Communiqué de presse | 01 Déc, 2009

Emotions in Wild9 as Ernesto Enkerlin-Hoeflich received the 2009 Kenton Miller Award for Innovation in Protected Area Sustainability

Ernesto Enkerlin 2009

The Award was presented during the WILD9 event in Merida, Mexico. The many Mexican conservationists in the audience,were very enthusiastic about their very productive and popular director of the National Commission (CONAMP) becoming the laureate for this prestigious award.

“It was just a coincidence that this year’s awardee was also Mexican, and host to the WILD9 Congress, but Ernesto’s outstanding achievements and innovations in wilderness area establishment and management are so impressive that he was the choice of the Jury.” commented Kenton Miller, instigator of the Award but who does not serve on the Selection Committee or the Jury.

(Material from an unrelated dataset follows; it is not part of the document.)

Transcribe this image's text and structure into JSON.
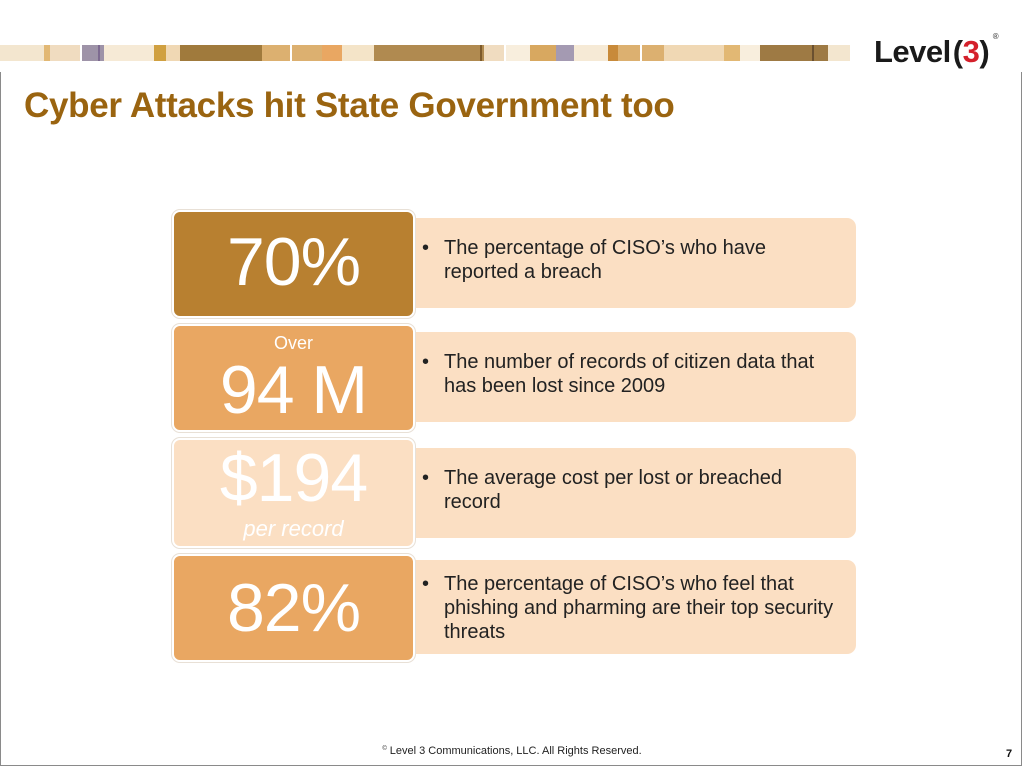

Dr. Ernesto Enkerlin-Hoeflich has been credited with the establishment of Mexico’s, and effectively Latin America’s first Wilderness Protected Area (IUCN Category I Wilderness Area) (Tierra Silvestre in Spanish). As president of Mexico’s Natural Areas Management Commission (CONAMP), Dr. Enkelin created a new and accessible vision for the nation’s system of protected areas that now includes wilderness areas, by innovations in the creative employment of language, policy, legislation, educational activities, public-private partnership arrangements, and local community cooperation. Further, he and his team have established the El Carmen Wilderness Area that represents the first building block towards a trans-boundary protected area together with the United States’ Big Bend National Park, thereby implementing the political decision of the Presidents of both nations. His work has systematized Mexico’s protected areas system that now includes 158 “natural areas,’ covering 11% of the nations terrestrial surface.

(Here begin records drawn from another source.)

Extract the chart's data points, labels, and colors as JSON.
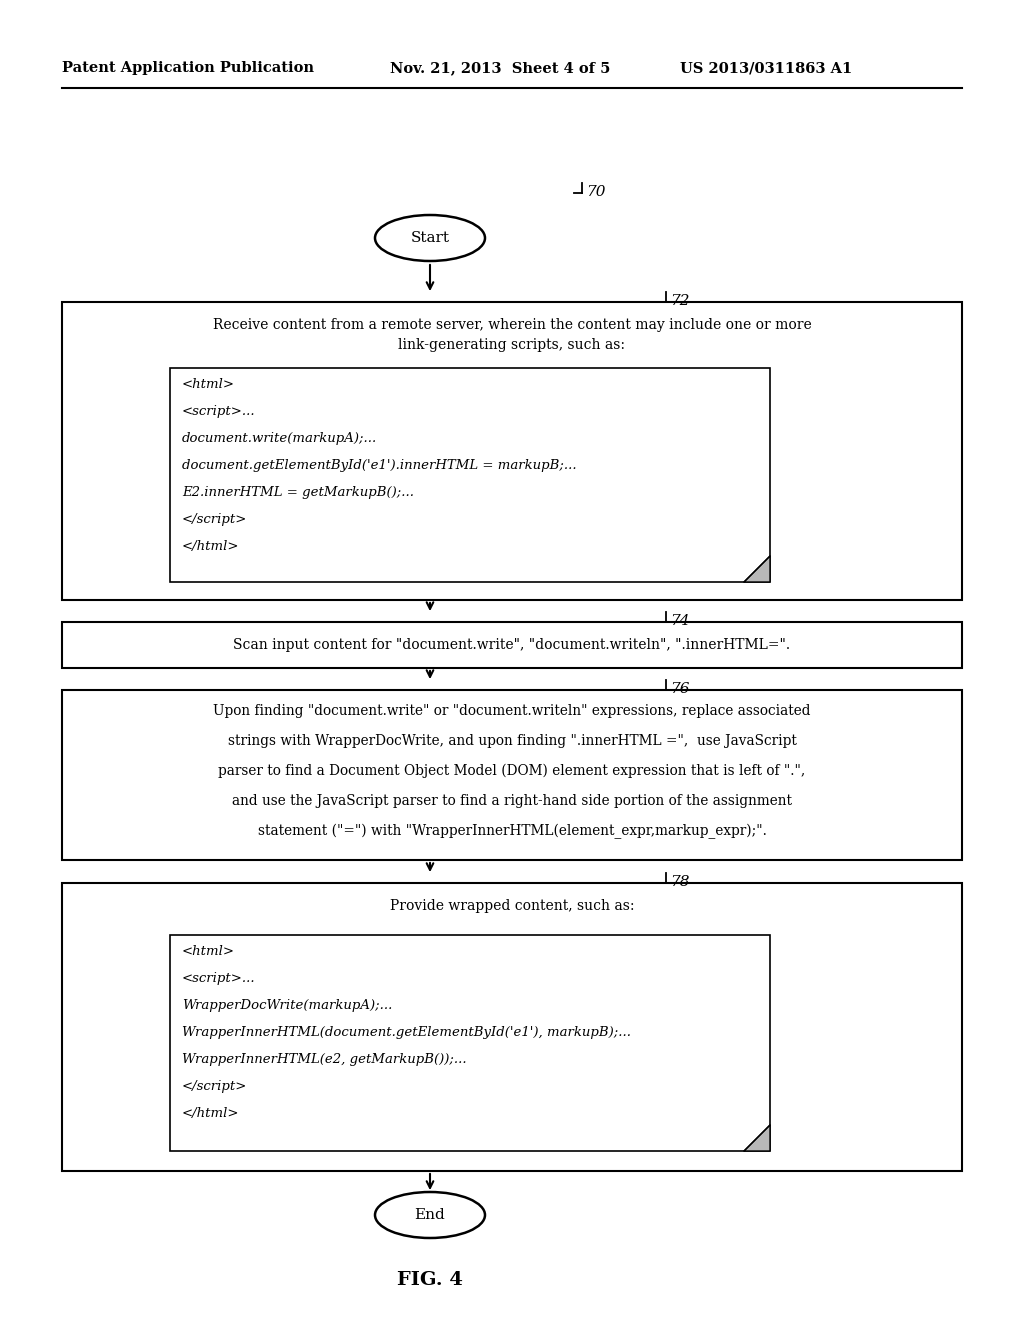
{
  "bg_color": "#ffffff",
  "header_left": "Patent Application Publication",
  "header_mid": "Nov. 21, 2013  Sheet 4 of 5",
  "header_right": "US 2013/0311863 A1",
  "fig_label": "FIG. 4",
  "start_label": "Start",
  "end_label": "End",
  "box72_line1": "Receive content from a remote server, wherein the content may include one or more",
  "box72_line2": "link-generating scripts, such as:",
  "box72_code_lines": [
    "<html>",
    "<script>...",
    "document.write(markupA);...",
    "document.getElementById('e1').innerHTML = markupB;...",
    "E2.innerHTML = getMarkupB();...",
    "</script>",
    "</html>"
  ],
  "box74_text": "Scan input content for \"document.write\", \"document.writeln\", \".innerHTML=\".",
  "box76_lines": [
    "Upon finding \"document.write\" or \"document.writeln\" expressions, replace associated",
    "strings with WrapperDocWrite, and upon finding \".innerHTML =\",  use JavaScript",
    "parser to find a Document Object Model (DOM) element expression that is left of \".\",",
    "and use the JavaScript parser to find a right-hand side portion of the assignment",
    "statement (\"=\") with \"WrapperInnerHTML(element_expr,markup_expr);\"."
  ],
  "box78_title": "Provide wrapped content, such as:",
  "box78_code_lines": [
    "<html>",
    "<script>...",
    "WrapperDocWrite(markupA);...",
    "WrapperInnerHTML(document.getElementById('e1'), markupB);...",
    "WrapperInnerHTML(e2, getMarkupB());...",
    "</script>",
    "</html>"
  ]
}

A video was shown at the Award ceremony that featured the innovative work of the three recipients of the Kenton Miller Award to date: Heliodoro Sanchez (Colombia), Marc Hockings (Australia), and Ernesto Enkerlin (Mexico).

The Kenton R. Miller Award recognizes individuals who have clearly demonstrated innovation in relation to protected areas. Specifically, it recognizes persons who have developed and applied innovative policies, scientific knowledge, technologies, field practice or governance that hold promise to significantly increase the potential for sustainability of protected areas in the face of global changes, with demonstrable impact at local, national, or international levels. The 2009 Award was aimed specially at those individuals that have innovated a new mechanism, policy, tool, or field practice that will promote the sustainability of Wilderness. A Selection Committee from the Commission screened the nominated candidates, and an International Independent Jury chose the finalist.